Phylogenetic analysis

The amino acid sequences obtained from different datasets were aligned in MEGA776 using the ClustalW algorithm77. Maximum likelihood phylogenetic analyses were carried out in RaxML78, with 1000 bootstrap replicates and using the best fitting evolutionary model for each gene (LG + G for KS and L-asparaginase; and WAG + G for cellulase) using the Bayesian Information Criterion (BIC) as implemented in MEGA7. The resulting trees (Supplementary Figs S1, S2 and S3) were visualised and graphically edited in FigTree v1.4.3 (http://tree.bio.ed.ac.uk/software/figtree/).

Oligo design

Primers for reference genes (RGs) and genes of interest (GOI) were designed using the software Primer3 v. 0.4.0 (http://frodo.wi.mit.edu/primer3/). Supplementary Table S4 lists selected RGs and GOI, their functions, primers’ sequences and efficiencies. To determine the specificity of the amplification, designed primer pairs were first tested in PCR, optimized in a GeneAmp PCR System 9700 (Perkin Elmer) according to the reaction conditions detailed in ref.79. Amplified PCR products were then analyzed by 1.5% agarose gel electrophoresis in TBE buffer. Only PCR products that showed a single band on agarose gel were further considered for this study. The resulting single bands for each gene were excised from the gel and extracted with the GenEluteTM Gel Extraction Kit (SIGMA). Sequence reactions were obtained with the BigDye Terminator Cycle Sequencing technology (Applied Biosystems, Foster City, CA), purified in automation using the Agencourt CleanSEQ Dye terminator removal Kit (Agencourt Bioscience Corporation, 500 Cummins Center, Suite 2450, Beverly MA 01915 - USA) and a robotic station Biomek FX (Beckman Coulter, Fullerton, CA). Products were analyzed on an Automated Capillary Electrophoresis Sequencer 3730 DNA Analyzer (Applied Biosystems). The identity of each sequence was confirmed using the blastn function.

Reverse transcription-quantitative polymerase chain reaction (RT-qPCR)

In order to normalize expression levels of specific genes of interest (GOI), a panel of putative reference genes (i.e. alpha and beta tubulins, ubiquitin, cyclin-dependent kinase 3, glyceraldehyde 3-phosphate dehydrogenase; Supplementary Table S4) was first screened in the two experimental conditions: control and N-starvation conditions.

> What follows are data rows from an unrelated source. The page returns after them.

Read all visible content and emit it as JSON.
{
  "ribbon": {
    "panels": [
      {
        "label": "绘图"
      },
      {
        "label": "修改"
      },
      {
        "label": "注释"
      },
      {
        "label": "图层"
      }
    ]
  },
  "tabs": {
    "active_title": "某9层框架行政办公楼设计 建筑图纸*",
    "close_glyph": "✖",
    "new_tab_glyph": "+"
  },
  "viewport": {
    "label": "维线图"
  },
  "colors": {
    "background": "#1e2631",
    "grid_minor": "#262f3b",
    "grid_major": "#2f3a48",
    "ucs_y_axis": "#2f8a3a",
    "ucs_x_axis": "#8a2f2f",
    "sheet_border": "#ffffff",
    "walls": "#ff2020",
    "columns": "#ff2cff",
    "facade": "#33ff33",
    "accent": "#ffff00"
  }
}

The three different software BestKeeper80, geNorm81 and NormFinder82 were utilized to identify the best RGs. Serial dilutions of cDNA were used to determine primer reaction efficiency (E) and correlation factor (R2) (Supplementary Table S4). Standard curves were generated with five dilution points by using the cycle threshold (Ct) value versus the logarithm of each dilution factor using the equation E = 10−1/slope. The program was set to reveal the melting curve of each amplicon from 60 °C to 95 °C, and read every 0.5 °C, in order to ensure that a single product was amplified for each primer pair. Selected GOI were: heat-shock proteins 70 and 90 (HSP70 and HSP90), nitrate transporter, nitrate reductase and nitrite reductase (NATETR, NATE and NITE, respectively), histidase (HAL), 3-hydroxyacyl-CoA dehydrogenase (HADH), malate dehydrogenase (MDH), Polypeptide n-acetylgalactosaminyltransferase 1 (GALNT1), phosphoglycerate kinase (PGK), Phospholipase D1 (PLD1), light-indipendent protochlorophyllide reductase (LIPOR), permease (PER), β-ketosynthase (KS). RT-qPCR was performed as in ref.17 in a Viia7 real-time PCR system (Applied Biosystem). All RT-qPCR reactions were carried out in triplicate to capture intra-assay variability and included three no-template negative controls (NTC) for each primer pair. To study expression levels for each GOI relative to the most stable RGs, we used the REST tool (Relative Expression Software Tool)83. Control condition was represented by microalgae cultured in normal medium. Statistical analysis was performed using GraphPad Prim statistic software, V4.00 (GraphPad Software; http://www.graphpad.com/quickcalcs/). Normality of data was tested by using the Anderson-Darling test84 with the PAST software85 (v.3.15; Data were normally distributed as reported in Supplementary Table S5).

Chemical extraction

Fifty mL of distilled water was added and samples were sonicated for 1 min at maximum speed. The same volume of acetone was added and, after 50 min mixing at room temperature, samples were evaporated under nitrogen stream down to half of their volume. About 1 g of Amberlite XAD16N resin (Sigma-Aldrich) was added to each sample. After 50 min of mixing at room temperature, 18 mL of water was added for a resin washing step. A centrifugation step (15 min at 3500 g at room temperature) allowed the elimination of water and the resin was incubated with 10 ml acetone for 50 min. Centrifugation for 15 min at room temperature allowed cells to settle and removal of the resin, while the supernatants, that were the final extracts, were freeze-dried and stored at −20 °C until testing. Before performing the cytotoxicity assay, extracts were first diluted at 1 mg/mL with sterilized MilliQ water and 2.5% DMSO.

Cytotoxicity assay

Cytotoxicity was evaluated to check that microalgal extracts did not affect the survival of human hepatocellular liver carcinoma (HepG2 ATCC HB-8065™) cells after 24 h of exposure. The assay was performed as in ref.86. Briefly, 20,000 HepG2 cells were seeded per well and grown overnight. They were incubated with 50 μg/mL microalgal extract diluted in MEM Earle’s, without fetal bovine serum (total volume was 100 µl). Ten μL of CellTiter 96® AQueous One Solution Reagent (Promega, Madison, WI, USA) was added and plates were then further incubated for 1 h. Absorbance was measured at 485 nm in a DTX 880 Multimode Detector. Results were calculated as % survival compared to negative (assay media) and positive (Triton X-100; Sigma-Aldrich) control.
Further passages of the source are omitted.